Custas devidas pelo recorrente, fixando-se a taxa de justiça em 7 UC´s, sem prejuízo do benefício de apoio de judiciário, na modalidade, de dispensa de pagamento da taxa justiça, de que o recorrente beneficia.»
2. Inconformado com a decisão proferida, o recorrente veio deduzir a seguinte reclamação:
«A., recorrente nos autos supra id tendo sido notificado em 29-6-2013 do teor da Decisão Sumária de 25-6-2013 e não se conformando com a mesma, vem reclamar para a Conferência dando como reproduzidos in totum os argumentos já aduzidos nas alegações de recurso.» (fls. 500)
3. Notificado para o efeito, o Ministério Público veio responder nos seguintes termos, que ora se resumem:
«1º
Pela douta Decisão Sumária n.º 330/2013, não se conheceu do objeto do recurso interposto para o Tribunal Constitucional por A. porque numa parte não vinha enunciada uma questão de constitucionalidade de natureza normativa e na outra porque a decisão recorrida – o Acórdão da Relação de Lisboa, de 16 de Abril de 2013 – não aplicara o artigo 127.º do Código Penal na interpretação que vinha questionada pelo recorrente.
2º
Parece-nos evidente a não verificação daqueles requisitos de admissibilidade do recurso interposto ao abrigo da alínea b) do n.º 1 do artigo 70.º da LTC.
3º
Na reclamação agora apresentada, o recorrente não impugna os fundamentos da decisão reclamada, limitando-se a dizer que dá por “reproduzidos in totum os argumentos já aduzidos nas alegações de recurso”.
4º
Pelo exposto, deve indeferir-se a reclamação.»

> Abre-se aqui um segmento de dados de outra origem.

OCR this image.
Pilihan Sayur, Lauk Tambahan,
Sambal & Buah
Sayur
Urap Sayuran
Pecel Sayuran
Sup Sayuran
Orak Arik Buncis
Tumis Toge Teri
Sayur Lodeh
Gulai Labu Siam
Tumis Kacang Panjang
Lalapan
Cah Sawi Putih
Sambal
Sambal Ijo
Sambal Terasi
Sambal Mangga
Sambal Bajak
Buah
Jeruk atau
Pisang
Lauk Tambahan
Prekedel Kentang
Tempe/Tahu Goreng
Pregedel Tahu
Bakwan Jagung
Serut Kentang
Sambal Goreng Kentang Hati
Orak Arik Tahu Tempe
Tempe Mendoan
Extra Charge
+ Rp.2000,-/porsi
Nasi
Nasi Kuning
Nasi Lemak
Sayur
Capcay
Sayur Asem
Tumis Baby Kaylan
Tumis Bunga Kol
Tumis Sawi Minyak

Posto isto, importa apreciar e decidir.
II – FUNDAMENTAÇÃO
4. A decisão reclamada não conheceu sobre o mérito do recurso, tendo-se limitado a verificar a sua impossibilidade, em função da falta de preenchimento de pressupostos processuais indispensáveis ao conhecimento do objeto. Ora, por via da remissão para as suas alegações de recurso – apresentadas perante a 5ª Secção do Tribunal da Relação de Lisboa –, o reclamante limita-se a reiterar alegações formuladas acerca do mérito do recurso. Por força dessa remissão, não invoca nenhum fundamento relativo à falta de preenchimento de pressupostos processuais que pudesse conduzir à alteração da decisão reclamada.
Por conseguinte, mantém-se integralmente o teor da mesma.
III - DECISÃO
Em face do exposto, decide-se indeferir a presente reclamação.
Custas devidas pelo recorrente, fixando-se a taxa de justiça em 20 UC´s, nos termos do artigo 7º do Decreto-Lei n.º 303/98, de 07 de outubro, sem prejuízo do benefício de apoio judiciário, na modalidade de dispensa de pagamento da taxa justiça, de que o recorrente beneficia.
Lisboa, 10 de outubro de 2013. – Ana Guerra Martins – João Cura Mariano – Joaquim de Sousa Ribeiro.